Le Rapport de la société civile internationale observe une période de 14 ans (2004-2018) de mise en œuvre des Directives sur le droit à l’alimentation dans le monde. Les Directives sur le droit à l’alimentation ont été adoptées en 2004 d’une manière consensuelle par tous les États membres de l’Organisation des Nations Unies pour l´alimentation et l´agriculture (FAO). Le rapport montre comment ces Directives sur le droit à l’alimentation ont renforcé et enrichi le cadre normatif mondial pour la protection des droits. Le rapport donne également une vue d’ensemble actualisée des pays qui ont introduit le droit à l’alimentation dans leurs constitutions et leurs cadres juridiques et politiques. Enfin, il analyse les tendances des violations continues du droit à l’alimentation.

“Dans ce premier effort au niveau international pour évaluer où nous en sommes dans la réalisation du droit à l’alimentation, il est clair que les efforts actuels ne fonctionnent pas. Nous ne sommes pas sur la bonne voie et il reste encore beaucoup de travail à faire pour assurer la réalisation du droit à l’alimentation de centaines de millions de personnes dans le monde. Dans un moment où la faim et la discrimination augmentent, où il semble de plus en plus difficile d’atteindre l’objectif de développement durable 2, il est temps de réaffirmer les engagements en matière de droits humains et de veiller à ce que la réalisation du droit à l’alimentation soit au cœur des efforts pour réduire l’insécurité alimentaire ”, déclare Nadia Lambek de l’Université de Toronto, membre de l’équipe de rédaction du rapport.

”La 45e session plénière du CSA de la semaine prochaine (15-19 octobre) sera une occasion exceptionnelle d’engager d’urgence une discussion approfondie sur les causes et les facteurs qui ont conduit à la situation alarmante d’aujourd’hui et de mobiliser un nouvel engagement mondial pour une solution « , déclare Margarita Gómez, Coordinatrice du Groupe des jeunes du CSM, venue d’Argentine. « L’approche “comme à l’accoutumée” n’est pas une option : elle continuerait à détruire les moyens de subsistance de nos communautés et les rêves de millions de jeunes de notre génération et des générations futures”.

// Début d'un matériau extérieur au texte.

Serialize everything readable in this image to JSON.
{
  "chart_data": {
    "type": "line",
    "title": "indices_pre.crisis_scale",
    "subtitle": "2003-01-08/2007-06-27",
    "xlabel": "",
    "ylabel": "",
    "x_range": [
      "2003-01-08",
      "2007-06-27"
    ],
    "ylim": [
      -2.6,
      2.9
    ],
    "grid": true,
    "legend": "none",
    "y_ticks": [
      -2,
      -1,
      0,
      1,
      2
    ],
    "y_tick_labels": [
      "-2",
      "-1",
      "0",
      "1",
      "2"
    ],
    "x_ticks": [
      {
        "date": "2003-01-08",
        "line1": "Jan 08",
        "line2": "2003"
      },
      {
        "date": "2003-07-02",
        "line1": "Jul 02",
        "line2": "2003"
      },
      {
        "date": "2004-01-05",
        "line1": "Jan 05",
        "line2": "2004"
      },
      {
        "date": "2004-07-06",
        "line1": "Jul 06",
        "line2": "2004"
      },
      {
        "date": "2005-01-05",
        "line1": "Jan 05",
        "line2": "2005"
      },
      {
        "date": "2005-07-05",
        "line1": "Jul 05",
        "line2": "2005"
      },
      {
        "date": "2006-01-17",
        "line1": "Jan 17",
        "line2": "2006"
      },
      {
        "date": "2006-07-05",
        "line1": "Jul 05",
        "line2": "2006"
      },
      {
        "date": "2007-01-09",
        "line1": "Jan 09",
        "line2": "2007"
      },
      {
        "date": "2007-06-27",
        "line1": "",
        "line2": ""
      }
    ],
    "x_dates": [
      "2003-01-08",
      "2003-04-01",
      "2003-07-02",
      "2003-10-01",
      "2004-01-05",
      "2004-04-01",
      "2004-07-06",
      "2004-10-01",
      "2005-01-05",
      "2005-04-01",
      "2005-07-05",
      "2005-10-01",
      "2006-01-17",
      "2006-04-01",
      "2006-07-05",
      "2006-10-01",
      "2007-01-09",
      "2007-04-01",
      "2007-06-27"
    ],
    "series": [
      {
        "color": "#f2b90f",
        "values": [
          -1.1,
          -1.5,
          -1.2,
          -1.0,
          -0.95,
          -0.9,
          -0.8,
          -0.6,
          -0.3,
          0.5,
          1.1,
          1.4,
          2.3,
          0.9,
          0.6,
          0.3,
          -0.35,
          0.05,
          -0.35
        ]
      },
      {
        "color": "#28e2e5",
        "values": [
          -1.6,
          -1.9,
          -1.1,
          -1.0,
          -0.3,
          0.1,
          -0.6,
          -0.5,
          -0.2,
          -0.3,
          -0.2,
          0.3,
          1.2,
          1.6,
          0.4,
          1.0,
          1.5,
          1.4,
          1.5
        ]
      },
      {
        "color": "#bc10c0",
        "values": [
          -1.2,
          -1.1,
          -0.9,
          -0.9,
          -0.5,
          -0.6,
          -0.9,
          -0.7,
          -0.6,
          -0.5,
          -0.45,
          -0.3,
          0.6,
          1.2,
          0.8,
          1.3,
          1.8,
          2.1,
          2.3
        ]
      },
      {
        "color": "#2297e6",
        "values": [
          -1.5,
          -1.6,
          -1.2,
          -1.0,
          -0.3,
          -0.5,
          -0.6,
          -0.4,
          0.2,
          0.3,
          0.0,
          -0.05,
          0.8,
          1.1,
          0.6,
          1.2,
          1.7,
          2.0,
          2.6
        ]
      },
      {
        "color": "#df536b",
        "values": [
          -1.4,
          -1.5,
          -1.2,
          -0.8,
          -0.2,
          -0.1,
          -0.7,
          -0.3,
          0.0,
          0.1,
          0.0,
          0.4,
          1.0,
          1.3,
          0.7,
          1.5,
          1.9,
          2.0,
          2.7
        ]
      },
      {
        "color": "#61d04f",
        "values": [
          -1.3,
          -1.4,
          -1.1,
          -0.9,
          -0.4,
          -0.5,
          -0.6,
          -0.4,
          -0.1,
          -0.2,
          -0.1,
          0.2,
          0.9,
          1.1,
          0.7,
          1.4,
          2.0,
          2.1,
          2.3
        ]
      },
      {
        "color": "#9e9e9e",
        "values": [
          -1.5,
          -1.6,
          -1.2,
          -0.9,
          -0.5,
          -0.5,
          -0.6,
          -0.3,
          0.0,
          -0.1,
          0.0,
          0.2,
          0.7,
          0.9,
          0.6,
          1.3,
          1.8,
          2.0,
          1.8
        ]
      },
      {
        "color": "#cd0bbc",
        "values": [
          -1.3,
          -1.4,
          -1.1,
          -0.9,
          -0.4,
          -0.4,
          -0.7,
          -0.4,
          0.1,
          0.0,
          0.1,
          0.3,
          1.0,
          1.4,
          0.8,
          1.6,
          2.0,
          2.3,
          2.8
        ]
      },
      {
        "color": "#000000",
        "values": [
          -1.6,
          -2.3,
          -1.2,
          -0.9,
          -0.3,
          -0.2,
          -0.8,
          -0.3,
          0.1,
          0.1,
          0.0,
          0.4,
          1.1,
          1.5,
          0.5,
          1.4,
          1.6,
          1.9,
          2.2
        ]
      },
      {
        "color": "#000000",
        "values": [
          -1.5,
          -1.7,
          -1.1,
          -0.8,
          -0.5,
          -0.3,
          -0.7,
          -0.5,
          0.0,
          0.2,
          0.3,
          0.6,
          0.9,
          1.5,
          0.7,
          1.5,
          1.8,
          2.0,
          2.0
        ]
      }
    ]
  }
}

Le nouveau rapport de la société civile mondiale sur le droit à l’alimentation peut être consulté ici.

Pour requêtes de presse et plus d’information

Téléphone : +39 334 342 1146 | +351 916 393 540
Numéros WhatsApp : +258 822 605 010 | +39 334 342 1146
Adresse électronique : cso4cfs@gmail.com

Voir aussi ci-joint :

Un dossier de presse (Anglais et Espagnol)

Programme du forum de la société civile

 

NOTES AUX RÉDACTEURS EN CHEF

Les Directives sur le droit à l’alimentation (nom complet : « Directives volontaires à l’appui de la concrétisation progressive du droit à une alimentation adéquate dans le contexte de la sécurité alimentaire nationale ») ont été négociées dans le cadre d’un processus participatif au sein du Comité de la sécurité alimentaire mondiale (CSA) et adoptées à l’unanimité par tous les États membres de la FAO en 2004. Depuis leur adoption, les Principes directeurs de droit à la nourriture ont été utilisés pour aider les États à adopter des stratégies nationales et des changements constitutionnels et législatifs en vue de la réalisation progressive du droit à l’alimentation.